Le fond de ma nature est, quoi qu’on dise, le saltimbanque : je suis avant tout l’homme de la fantaisie, du caprice, du décousu.
  « Le fond de ma nature est, quoi qu’on dise, le saltimbanque. J’ai eu dans mon enfance et ma jeunesse un amour effréné des planches. J’aurais été peut-être un grand acteur, si le ciel m’avait fait naître plus pauvre. Encore maintenant, ce que j’aime par-dessus tout, c’est la forme, pourvu qu’elle soit belle et rien au delà. Les femmes qui ont le cœur trop ardent et l’esprit trop exclusif ne comprennent pas cette religion de la beauté, abstraction faite du sentiment.

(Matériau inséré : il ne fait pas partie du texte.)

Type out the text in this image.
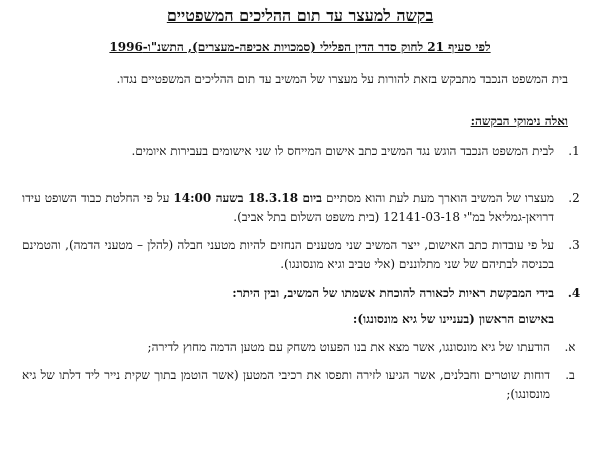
בקשה למעצר עד תום ההליכים המשפטיים
לפי סעיף 21 לחוק סדר הדין הפלילי (סמכויות אכיפה-מעצרים), התשנ"ו-1996
בית המשפט הנכבד מתבקש בזאת להורות על מעצרו של המשיב עד תום ההליכים המשפטיים נגדו.
ואלה נימוקי הבקשה:
1.
לבית המשפט הנכבד הוגש נגד המשיב כתב אישום המייחס לו שני אישומים בעבירות איומים.
2.
מעצרו של המשיב הוארך מעת לעת והוא מסתיים ביום 18.3.18 בשעה 14:00 על פי החלטת כבוד השופט עידו דרויאן-גמליאל במ"י 12141-03-18 (בית משפט השלום בתל אביב).
3.
על פי עובדות כתב האישום, ייצר המשיב שני מטענים הנחזים להיות מטעני חבלה (להלן – מטעני הדמה), והטמינם בכניסה לבתיהם של שני מתלוננים (אלי טביב וגיא מונסונגו).
4.
בידי המבקשת ראיות לכאורה להוכחת אשמתו של המשיב, ובין היתר:
באישום הראשון (בעניינו של גיא מונסונגו):
א.
הודעתו של גיא מונסונגו, אשר מצא את בנו הפעוט משחק עם מטען הדמה מחוץ לדירה;
ב.
דוחות שוטרים וחבלנים, אשר הגיעו לזירה ותפסו את רכיבי המטען (אשר הוטמן בתוך שקית נייר ליד דלתו של גיא מונסונגו);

Il leur faut toujours une cause, un but. Moi, j’admire autant le clinquant que l’or. La poésie du clinquant est même supérieure en ce qu’elle est triste. Il n’y a pour moi dans le monde que les beaux vers, les phrases bien tournées, harmonieuses, chantantes, les beaux couchers de soleil, les clairs de lune, les tableaux colorés, les marbres antiques et les têtes accentuées. Au delà, rien. J’aurais mieux aimé être Talma que Mirabeau, parce qu’il a vécu dans une sphère de beauté plus pure. – Les oiseaux en cage me font tout autant pitié que les peuples en esclavage. De toute la politique, il n’y a qu’une chose que je comprenne, c’est l’émeute. Fataliste comme un Turc, je crois que tout ce que nous pouvons faire pour le progrès de l’humanité ou rien, c’est absolument la même chose. Quant à ce progrès, j’ai l’entendement obtus pour les idées peu claires. Tout ce qui appartient à ce langage m’assomme démesurément. Je déteste assez la tyrannie moderne parce qu’elle me paraît bête, faible et timide d’elle-même, mais j’ai un culte profond pour la tyrannie antique que je regarde comme la plus belle manifestation de l’homme qui ait été. Je suis avant tout l’homme de la fantaisie, du caprice, du décousu. »
       
Bien vite je suis revenu (et je reviens) à ma nature réelle, qui est contemplative
  « Écrivez-moi tout ce que vous voudrez, longuement et souvent, quand même je serais quelque temps sans vous répondre, car, à partir d’hier, nous sommes de vieux amis. Je vous connais, maintenant, et je vous aime. Ce que vous avez éprouvé, je l’ai senti personnellement. Moi aussi, je me suis volontairement refusé à l’amour, au bonheur… Pourquoi ? je n’en sais rien. C’était peut-être par orgueil, – ou par épouvante ? Moi aussi, j’ai considérablement aimé, en silence, – et puis à vingt et un ans, j’ai manqué mourir d’une maladie nerveuse, amenée par une série d’irritations et de chagrins, à force de veilles et de colères. Cette maladie m’a duré dix ans. (Tout ce qu’il y a dans sainte Thérèse, dans Hoffmann et dans Edgar Pœ, je l’ai senti, je l’ai vu, les hallucinés me sont fort compréhensibles.) Mais j’en suis sorti bronzé et très expérimenté tout à coup sur un tas de choses que j’avais à peine effleurées dans la vie. Je m’y suis cependant mêlé quelquefois ; mais par fougue, par crises, – et bien vite je suis revenu (et je reviens) à ma nature réelle qui est contemplative. Ce qui m’a gardé de la débauche, ce n’est pas la vertu, mais l’ironie. La bêtise du vice me fait encore plus rire de pitié que la turpitude ne me dégoûte. »
       
       
       
       
       
       
       
       
       
       

   
G. Flaubert (1821-1880), Lettre, à Louise Colet, [Croisset, 6 ou 7 août 1846] ; Gallimard, « Pléiade » : Correspondance, t. i, 1973, p. 278.
   
G. Flaubert (1821-1880), Lettre, à Mademoiselle Leroyer de Chantepie, [Paris, 30 mars 1857] ; Gallimard, « Pléiade » : Correspondance, t. ii, 1980, p. 697.